My first tastes of Raspberry Pi (and next, a binary clock project!)

I received my Raspberry Pi on Monday night. It's quite nifty.

What Is It ?


A Raspberry Pi is essentially a small computer, the size of a pack of playing cards. It has a microprocessor (ARM 700 MHz), 512 MB of RAM, 4 USB ports, and an Ethernet adapter... and it can run Linux. That means that any USB stuff that works on Linux should work here, e.g. wifi adapters, packet radio adapters, even a GSM adapter for cell service. Even better -- it has a bank of GPIO and I2C slots so you can plug in physical inputs and outputs such as temperature sensors, motors and relays, motion sensors, cameras, LEDs, LCD readouts, touchscreens, and serial I/O such as GPSs. And it all runs off a USB phone charger, and doesn't even have a fan to make noise.

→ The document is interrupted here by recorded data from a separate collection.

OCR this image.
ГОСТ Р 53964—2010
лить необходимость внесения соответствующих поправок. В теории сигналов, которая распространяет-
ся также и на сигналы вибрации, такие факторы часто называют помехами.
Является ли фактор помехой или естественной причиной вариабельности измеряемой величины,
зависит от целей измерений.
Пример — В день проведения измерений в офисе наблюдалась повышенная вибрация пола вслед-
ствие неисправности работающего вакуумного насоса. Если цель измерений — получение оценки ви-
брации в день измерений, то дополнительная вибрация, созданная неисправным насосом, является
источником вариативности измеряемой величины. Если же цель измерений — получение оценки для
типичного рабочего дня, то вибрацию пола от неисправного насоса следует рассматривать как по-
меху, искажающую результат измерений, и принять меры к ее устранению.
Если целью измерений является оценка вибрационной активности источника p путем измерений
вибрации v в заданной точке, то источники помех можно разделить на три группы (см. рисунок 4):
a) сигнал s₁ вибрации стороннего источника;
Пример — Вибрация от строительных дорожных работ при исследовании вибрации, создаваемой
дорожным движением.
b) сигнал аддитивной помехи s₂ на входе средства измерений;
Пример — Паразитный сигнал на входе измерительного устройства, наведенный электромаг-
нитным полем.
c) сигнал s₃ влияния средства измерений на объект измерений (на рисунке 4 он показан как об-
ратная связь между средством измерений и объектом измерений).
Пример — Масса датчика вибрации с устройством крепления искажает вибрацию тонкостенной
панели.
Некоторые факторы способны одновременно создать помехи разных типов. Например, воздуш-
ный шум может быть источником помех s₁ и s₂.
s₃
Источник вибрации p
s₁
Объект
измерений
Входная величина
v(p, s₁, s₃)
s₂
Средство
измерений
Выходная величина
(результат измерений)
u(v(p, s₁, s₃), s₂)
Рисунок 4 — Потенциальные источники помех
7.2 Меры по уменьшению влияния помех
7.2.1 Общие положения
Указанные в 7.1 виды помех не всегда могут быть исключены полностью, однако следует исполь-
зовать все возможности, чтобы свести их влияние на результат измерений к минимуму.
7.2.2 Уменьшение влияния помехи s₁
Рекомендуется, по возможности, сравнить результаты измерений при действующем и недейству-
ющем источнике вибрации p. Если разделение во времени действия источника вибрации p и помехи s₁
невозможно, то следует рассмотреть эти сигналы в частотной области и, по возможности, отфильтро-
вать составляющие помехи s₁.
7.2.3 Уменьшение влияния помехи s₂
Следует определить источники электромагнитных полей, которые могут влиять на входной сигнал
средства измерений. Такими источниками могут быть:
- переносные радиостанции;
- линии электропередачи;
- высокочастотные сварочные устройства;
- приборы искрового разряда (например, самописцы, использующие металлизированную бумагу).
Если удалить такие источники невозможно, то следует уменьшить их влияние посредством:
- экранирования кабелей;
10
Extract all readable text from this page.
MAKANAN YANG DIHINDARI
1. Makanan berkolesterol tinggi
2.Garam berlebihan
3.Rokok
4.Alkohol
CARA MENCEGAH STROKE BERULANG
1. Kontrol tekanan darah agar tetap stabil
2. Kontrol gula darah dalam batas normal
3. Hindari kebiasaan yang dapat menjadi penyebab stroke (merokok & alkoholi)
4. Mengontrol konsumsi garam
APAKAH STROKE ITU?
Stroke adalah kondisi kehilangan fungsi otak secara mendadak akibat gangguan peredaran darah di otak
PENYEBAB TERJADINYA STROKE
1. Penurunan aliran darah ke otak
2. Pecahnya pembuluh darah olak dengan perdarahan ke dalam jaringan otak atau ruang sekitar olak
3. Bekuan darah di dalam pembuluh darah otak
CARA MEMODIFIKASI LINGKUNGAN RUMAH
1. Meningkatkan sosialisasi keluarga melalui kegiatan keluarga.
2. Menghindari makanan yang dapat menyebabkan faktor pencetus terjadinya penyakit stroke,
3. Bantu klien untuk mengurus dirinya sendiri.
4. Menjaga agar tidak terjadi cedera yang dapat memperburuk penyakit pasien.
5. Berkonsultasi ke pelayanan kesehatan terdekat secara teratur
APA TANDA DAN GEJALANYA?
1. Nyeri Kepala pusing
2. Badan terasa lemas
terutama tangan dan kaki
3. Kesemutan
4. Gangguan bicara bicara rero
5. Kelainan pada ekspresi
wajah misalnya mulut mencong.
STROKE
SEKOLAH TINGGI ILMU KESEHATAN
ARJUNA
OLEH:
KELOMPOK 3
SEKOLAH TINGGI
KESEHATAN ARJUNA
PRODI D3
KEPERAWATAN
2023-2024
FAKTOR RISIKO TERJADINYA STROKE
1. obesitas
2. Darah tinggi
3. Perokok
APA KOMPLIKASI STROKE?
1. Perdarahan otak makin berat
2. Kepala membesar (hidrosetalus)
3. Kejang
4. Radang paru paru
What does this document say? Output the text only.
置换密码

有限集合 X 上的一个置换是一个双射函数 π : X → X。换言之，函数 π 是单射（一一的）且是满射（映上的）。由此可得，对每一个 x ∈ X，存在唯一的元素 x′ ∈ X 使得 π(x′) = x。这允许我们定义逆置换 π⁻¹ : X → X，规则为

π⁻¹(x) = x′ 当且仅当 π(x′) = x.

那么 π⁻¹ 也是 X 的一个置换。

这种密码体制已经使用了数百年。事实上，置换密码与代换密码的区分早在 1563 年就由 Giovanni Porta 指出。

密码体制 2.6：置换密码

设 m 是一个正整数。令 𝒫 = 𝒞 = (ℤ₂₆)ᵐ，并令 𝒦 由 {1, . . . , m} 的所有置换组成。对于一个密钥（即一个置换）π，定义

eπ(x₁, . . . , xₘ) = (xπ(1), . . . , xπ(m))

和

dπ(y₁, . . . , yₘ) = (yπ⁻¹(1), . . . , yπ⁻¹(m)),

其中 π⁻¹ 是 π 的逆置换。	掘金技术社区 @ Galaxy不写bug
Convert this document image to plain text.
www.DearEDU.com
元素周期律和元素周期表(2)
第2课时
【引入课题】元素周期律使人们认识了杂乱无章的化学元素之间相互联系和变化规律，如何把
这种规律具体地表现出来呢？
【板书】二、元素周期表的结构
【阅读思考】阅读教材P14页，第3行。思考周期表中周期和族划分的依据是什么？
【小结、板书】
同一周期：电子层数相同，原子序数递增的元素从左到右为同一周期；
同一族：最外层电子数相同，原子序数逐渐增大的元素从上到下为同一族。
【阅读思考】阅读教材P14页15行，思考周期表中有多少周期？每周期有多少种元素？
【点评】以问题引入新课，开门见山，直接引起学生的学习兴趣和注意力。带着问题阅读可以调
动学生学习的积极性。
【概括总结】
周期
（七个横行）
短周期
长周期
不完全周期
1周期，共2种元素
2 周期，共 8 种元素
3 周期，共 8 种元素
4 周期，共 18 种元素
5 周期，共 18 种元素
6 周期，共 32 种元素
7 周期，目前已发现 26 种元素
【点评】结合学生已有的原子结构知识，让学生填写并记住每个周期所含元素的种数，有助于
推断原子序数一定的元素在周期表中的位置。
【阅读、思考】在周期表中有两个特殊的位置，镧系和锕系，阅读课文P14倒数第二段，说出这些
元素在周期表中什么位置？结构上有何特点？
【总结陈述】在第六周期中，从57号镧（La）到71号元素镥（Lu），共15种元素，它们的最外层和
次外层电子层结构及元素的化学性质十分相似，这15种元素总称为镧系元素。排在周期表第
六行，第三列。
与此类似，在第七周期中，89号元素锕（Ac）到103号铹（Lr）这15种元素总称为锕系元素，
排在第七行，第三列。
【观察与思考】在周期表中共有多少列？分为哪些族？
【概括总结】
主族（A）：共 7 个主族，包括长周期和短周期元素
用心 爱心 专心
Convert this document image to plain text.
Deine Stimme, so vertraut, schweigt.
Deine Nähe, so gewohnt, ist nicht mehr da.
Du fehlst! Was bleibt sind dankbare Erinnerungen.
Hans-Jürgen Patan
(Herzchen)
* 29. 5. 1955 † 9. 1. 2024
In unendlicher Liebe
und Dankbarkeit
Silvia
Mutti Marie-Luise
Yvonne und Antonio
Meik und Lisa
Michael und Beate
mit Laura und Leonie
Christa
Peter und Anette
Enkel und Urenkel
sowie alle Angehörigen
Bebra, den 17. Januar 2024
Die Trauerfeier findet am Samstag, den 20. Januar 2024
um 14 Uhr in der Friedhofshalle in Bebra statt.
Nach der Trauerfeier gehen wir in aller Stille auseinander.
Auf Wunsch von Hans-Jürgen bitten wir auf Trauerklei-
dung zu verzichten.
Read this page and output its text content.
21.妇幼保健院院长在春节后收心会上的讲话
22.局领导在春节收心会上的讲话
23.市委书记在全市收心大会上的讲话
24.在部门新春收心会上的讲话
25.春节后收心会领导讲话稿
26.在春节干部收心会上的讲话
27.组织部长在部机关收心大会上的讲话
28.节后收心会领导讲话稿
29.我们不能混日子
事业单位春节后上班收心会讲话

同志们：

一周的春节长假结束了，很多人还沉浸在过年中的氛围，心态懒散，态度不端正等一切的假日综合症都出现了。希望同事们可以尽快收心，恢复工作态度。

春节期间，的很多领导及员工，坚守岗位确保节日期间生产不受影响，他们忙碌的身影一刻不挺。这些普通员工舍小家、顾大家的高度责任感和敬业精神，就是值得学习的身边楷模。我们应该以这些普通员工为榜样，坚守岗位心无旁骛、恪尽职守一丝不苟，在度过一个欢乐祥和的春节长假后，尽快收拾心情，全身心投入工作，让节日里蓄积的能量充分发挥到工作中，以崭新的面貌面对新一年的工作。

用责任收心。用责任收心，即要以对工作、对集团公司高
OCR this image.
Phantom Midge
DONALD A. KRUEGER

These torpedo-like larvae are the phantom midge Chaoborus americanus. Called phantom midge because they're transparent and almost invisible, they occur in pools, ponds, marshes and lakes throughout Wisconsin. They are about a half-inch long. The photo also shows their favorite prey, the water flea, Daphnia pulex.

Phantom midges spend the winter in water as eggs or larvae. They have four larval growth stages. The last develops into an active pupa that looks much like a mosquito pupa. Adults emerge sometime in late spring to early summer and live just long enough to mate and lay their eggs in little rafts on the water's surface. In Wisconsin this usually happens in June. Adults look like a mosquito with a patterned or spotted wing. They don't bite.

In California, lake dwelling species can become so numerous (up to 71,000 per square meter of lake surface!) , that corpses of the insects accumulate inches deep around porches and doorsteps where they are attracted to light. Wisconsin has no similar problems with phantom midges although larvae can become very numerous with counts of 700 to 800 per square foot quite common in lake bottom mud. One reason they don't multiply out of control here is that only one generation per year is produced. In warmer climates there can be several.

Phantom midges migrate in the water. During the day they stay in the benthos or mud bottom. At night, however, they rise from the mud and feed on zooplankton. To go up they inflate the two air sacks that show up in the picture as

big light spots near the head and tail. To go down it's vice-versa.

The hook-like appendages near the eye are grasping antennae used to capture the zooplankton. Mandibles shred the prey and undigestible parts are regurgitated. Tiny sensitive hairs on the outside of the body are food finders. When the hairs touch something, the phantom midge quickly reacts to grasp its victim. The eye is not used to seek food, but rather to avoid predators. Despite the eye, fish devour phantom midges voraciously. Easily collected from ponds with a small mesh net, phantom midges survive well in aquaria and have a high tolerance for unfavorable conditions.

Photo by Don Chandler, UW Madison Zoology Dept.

More info here:  http://www.raspberrypi.org/products/model-b-plus/

The whole concept of the Raspberry Pi is a dirt-cheap prototyping platform. Remember those electronics kits we had as kids, where you wire up resistors to antennas and make a crystal radio? Same idea, except one of the components is a Linux computer connected to the Internet. And that computer has 26 software-controlled input and output ports.

And of course, there's a real thrill and "tee-hee" value to a working computer that's the size of a hamburger patty, which runs X Window and a SMTP server and a MySQL server, and just about anything else that runs under Debian Linux.

Anyway, it's not really map related at all but is some cool stuff. In upcoming weeks, expect a few raspi postings mingled in with my usual map postings and my (overdue) series on choosing a HTML5 framework for mobile dev.